Benji: “Nessun altro la sente? La sensazione schifosa di essere come dei privilegiati su questo treno? Nessun altro ci vede dell’ironia? Siamo qui a banchettare come niente fosse, quando 80 anni fa saremmo stati ammassati sul treno come bestie. […] Siamo tutti così capricciosi e privilegiati che ormai non riusciamo a empatizzare col vero dolore del prossimo. Come l’esperienza di essere gettati su un vagone come bestie. Ammettilo, cazzo! Mostra dei sentimenti al riguardo!”

Per strada.
Marcia: “Stavo pensando a ciò che hai detto sul treno riguardo alla comprensione del dolore. […] L’anno scorso mia figlia ha sposato un uomo molto ricco e non riesce a fare più conversazioni di spessore.”
Benji: “Certo, i soldi sono come eroina per le persone noiose.”
Marcia: “Non so cosa significhi, ma è così facile vivere spensierati dimenticando quanto siamo fortunati.”
Eloge: “Rimango sempre sconcertato da come il mondo sembra andare avanti, come se non ci fossero mille motivi per essere scioccati.”
David: “Non so. Se piangessimo per ogni cosa triste al mondo, cosa otterremmo? Non lo so, forse accadrebbe meno roba triste?”
Marcia: “David, ci intorpidiamo per evitare di dover pensare all’impatto che abbiamo.”
Eloge: “Ignorando il proverbiale mattatoio per goderci la bistecca.”
David: “No. Lo capisco. Ma secondo me c’è un tempo e un luogo per affliggersi.”
Benji: “È un cazzo di tour sull’Olocausto. Se non è questo il tempo e il luogo per affliggersi e aprirsi, non so che dirti.”
Nessuno però ha quelle motivazioni come i due protagonisti, che avranno occasione per divertirsi in cima agli alberghi per fumare erba, ricordare i vecchi tempi, rimproverarsi i difetti e le incomprensioni, promettersi cambiamenti che sanno perfettamente che non adotteranno mai. Cominciando proprio da Benji che racconta solo fandonie sul suo conto e sul suo modo di camparsi, nel vecchio appartamento seminterrato di Binghamton, quando invece, nell’ultima inquadratura, lo vediamo risedersi nella sala d’attesa dell’aeroporto di NY e sistemarsi lì per chissà quanto tempo.

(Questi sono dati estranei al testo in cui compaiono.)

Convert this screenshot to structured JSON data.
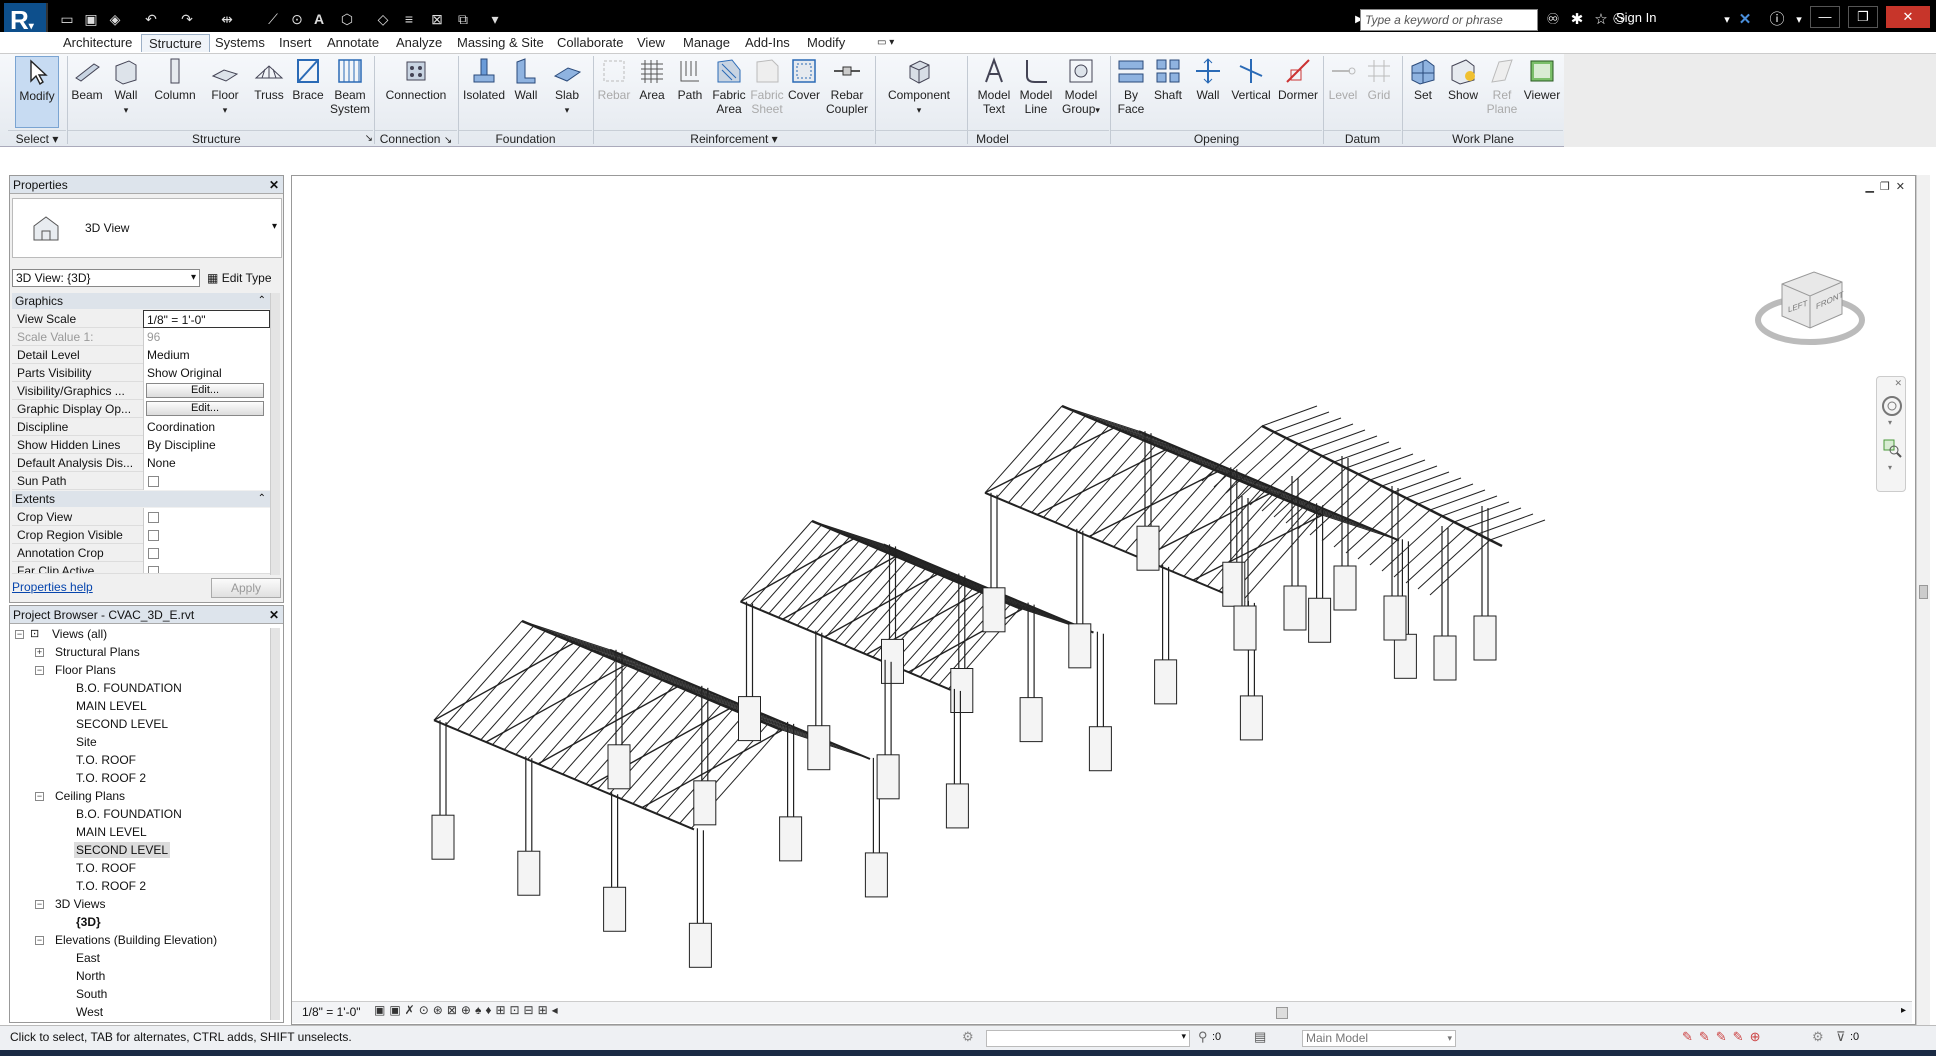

Il trip (e tutti i trip) finisce davanti alla casa della nonna a Krasnystaw, vero scopo del viaggio, una contemplazione malinconica e doverosa, con la mente che va alla donna affettuosa che ha voluto bene e che ricordano con grande affetto, consapevoli delle pene sofferte da lei come dall’intero popolo ebraico. Dopo la dolorosa visita al campo di concentramento, monumento eterno alla memoria della tragedia umana, che li ha destabilizzati nel morale, ora un nostalgico tributo alla grandma con la posa rituale delle pietre e un semicomico dialogo con un vicino di casa polacco.

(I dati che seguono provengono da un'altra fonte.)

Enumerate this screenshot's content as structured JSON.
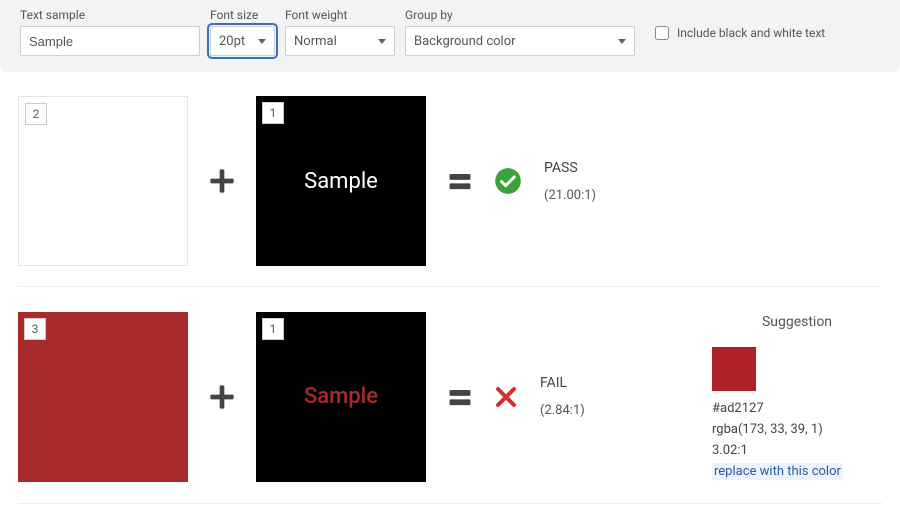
{
  "toolbar": {
    "text_sample_label": "Text sample",
    "text_sample_value": "Sample",
    "font_size_label": "Font size",
    "font_size_value": "20pt",
    "font_weight_label": "Font weight",
    "font_weight_value": "Normal",
    "group_by_label": "Group by",
    "group_by_value": "Background color",
    "bw_label": "Include black and white text"
  },
  "rows": [
    {
      "fg_num": "2",
      "fg_color": "#ffffff",
      "bg_num": "1",
      "bg_color": "#000000",
      "sample": "Sample",
      "sample_text_color": "#ffffff",
      "status": "PASS",
      "ratio": "(21.00:1)",
      "pass": true
    },
    {
      "fg_num": "3",
      "fg_color": "#a72b2b",
      "bg_num": "1",
      "bg_color": "#000000",
      "sample": "Sample",
      "sample_text_color": "#a72b2b",
      "status": "FAIL",
      "ratio": "(2.84:1)",
      "pass": false,
      "suggestion": {
        "title": "Suggestion",
        "swatch_color": "#ad2127",
        "hex": "#ad2127",
        "rgba": "rgba(173, 33, 39, 1)",
        "ratio": "3.02:1",
        "link": "replace with this color"
      }
    }
  ]
}
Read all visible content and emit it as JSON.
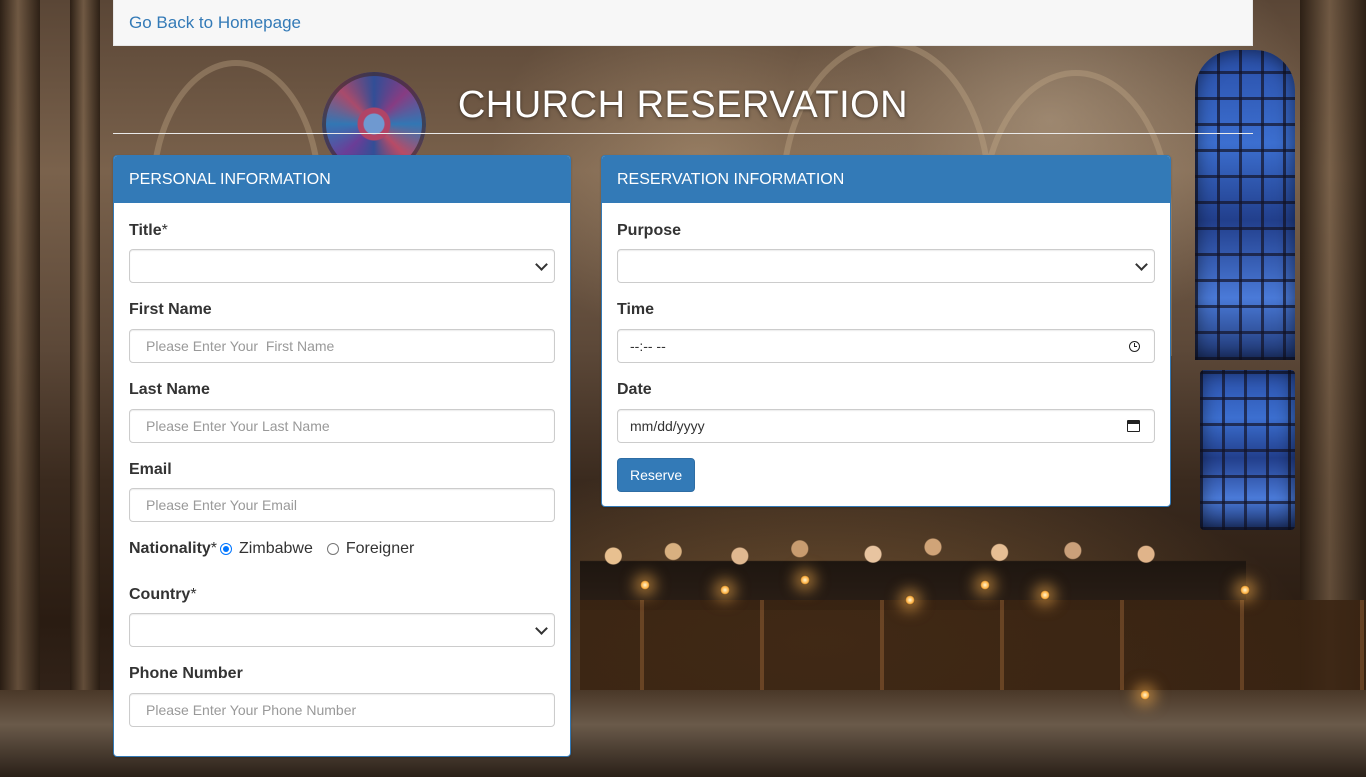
{
  "nav": {
    "back_link": "Go Back to Homepage"
  },
  "page_title": "CHURCH RESERVATION",
  "personal": {
    "heading": "PERSONAL INFORMATION",
    "title_label": "Title",
    "title_value": "",
    "first_name_label": "First Name",
    "first_name_placeholder": "Please Enter Your  First Name",
    "last_name_label": "Last Name",
    "last_name_placeholder": "Please Enter Your Last Name",
    "email_label": "Email",
    "email_placeholder": "Please Enter Your Email",
    "nationality_label": "Nationality",
    "nationality_options": [
      "Zimbabwe",
      "Foreigner"
    ],
    "nationality_selected": "Zimbabwe",
    "country_label": "Country",
    "country_value": "",
    "phone_label": "Phone Number",
    "phone_placeholder": "Please Enter Your Phone Number",
    "required_mark": "*"
  },
  "reservation": {
    "heading": "RESERVATION INFORMATION",
    "purpose_label": "Purpose",
    "purpose_value": "",
    "time_label": "Time",
    "time_value": "--:-- --",
    "date_label": "Date",
    "date_value": "mm/dd/yyyy",
    "reserve_button": "Reserve"
  },
  "colors": {
    "primary": "#337ab7",
    "link": "#337ab7",
    "radio_checked": "#0075ff"
  },
  "icons": {
    "select": "chevron-down-icon",
    "time": "clock-icon",
    "date": "calendar-icon"
  }
}
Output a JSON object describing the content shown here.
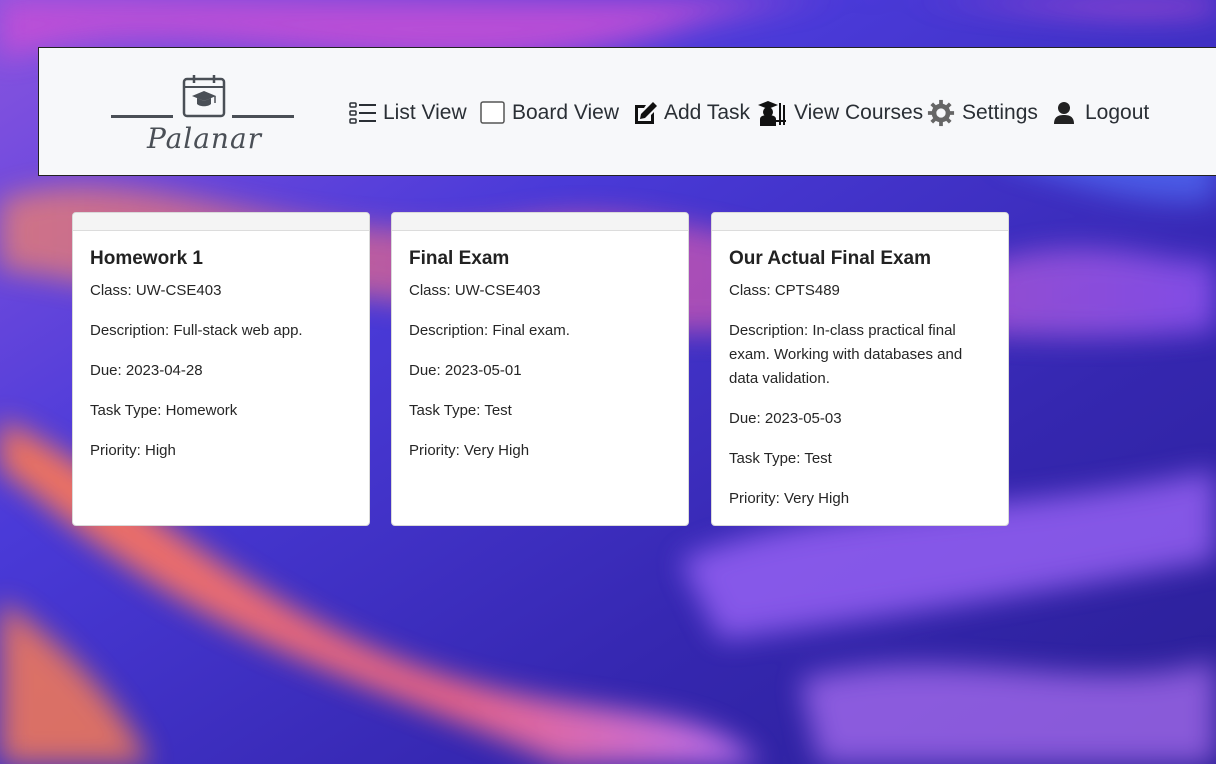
{
  "app": {
    "logo_text": "Palanar"
  },
  "nav": {
    "items": [
      {
        "label": "List View",
        "icon": "list-icon"
      },
      {
        "label": "Board View",
        "icon": "board-icon"
      },
      {
        "label": "Add Task",
        "icon": "edit-icon"
      },
      {
        "label": "View Courses",
        "icon": "teacher-icon"
      },
      {
        "label": "Settings",
        "icon": "gear-icon"
      },
      {
        "label": "Logout",
        "icon": "user-icon"
      }
    ]
  },
  "tasks": [
    {
      "title": "Homework 1",
      "class": "Class: UW-CSE403",
      "description": "Description: Full-stack web app.",
      "due": "Due: 2023-04-28",
      "type": "Task Type: Homework",
      "priority": "Priority: High"
    },
    {
      "title": "Final Exam",
      "class": "Class: UW-CSE403",
      "description": "Description: Final exam.",
      "due": "Due: 2023-05-01",
      "type": "Task Type: Test",
      "priority": "Priority: Very High"
    },
    {
      "title": "Our Actual Final Exam",
      "class": "Class: CPTS489",
      "description": "Description: In-class practical final exam. Working with databases and data validation.",
      "due": "Due: 2023-05-03",
      "type": "Task Type: Test",
      "priority": "Priority: Very High"
    }
  ],
  "colors": {
    "nav_bg": "#f7f8fa",
    "text": "#2a2f35",
    "bg_purple": "#5b3bd8",
    "bg_orange": "#ff7a5a"
  }
}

A tratti comico o serioso, è drammatico nei momenti dei sopralluoghi nei posti più evocativi del genocidio, i monumenti commemorativi della Resistenza di Lublino, ma soprattutto la visita al campo di concentramento di Majdanek, la cui visita spinge Benji, mentre tutti restano attoniti e silenziosi, in uno stato di prostrazione che intenerisce gli altri. Col suo modo di fare, anche a tratti maleducato, si rende simpatico, attraente e intrattenitore, anche perché il resto della comitiva si rende conto del suo difficile stato d’animo. Ma come tutte le cose della nostra vita, alla fine ognuno prenderà la propria strada. Anche i due, dopo l’invito rifiutato da Benji, si devono separare: David torna felice a casa, abbracciato da moglie e figlio, l’altro si risiede in aeroporto perché quello è, come dice lui, il miglior posto per cazzeggiare.

Jesse Eisenberg ha scritto e diretto un film che ha co-prodotto insieme a Emma Stone e suo marito Dave McCary, le cui riprese principali sono iniziate nel maggio 2023 in Polonia e poi presentato in anteprima al Sundance Film Festival 2024, dove ha vinto il Waldo Salt Screenwriting Award. La seconda opera di regista è molto delicata e intima, con una forte componente di studio dei personaggi e una accurata analisi dei legami familiari, scritta con mano felice, in cui ha riportato ricordi personali. Un film riflessivo, con una forte componente emotiva e un’attenzione particolare alla narrazione e alla fotografia, esplorando il lutto, la relazione tra i cugini, la ricerca di identità e la familiarità del dolore. Inoltre, l’autore ha saputo evitare il falso moralismo, mostrando personaggi con i comuni difetti di tanti, osservando se stesso, la propria piccolezza davanti alle grandi sciagure e i profondi traumi storici, senza trascurare l’accenno alle ripercussioni psicologiche, diventate depressione nella vita di Benji, sino ad un tentativo – traumatico per David – di suicidio. Il tutto condito con una colonna sonora commovente composta dai meravigliosi Notturni e Preludi di Chopin, magnificamente suonati dal pianista ebraico israelo-canadase Tzvi Erez, che si sposa alla perfezione con l’architettura delle città e con la campagna polacca.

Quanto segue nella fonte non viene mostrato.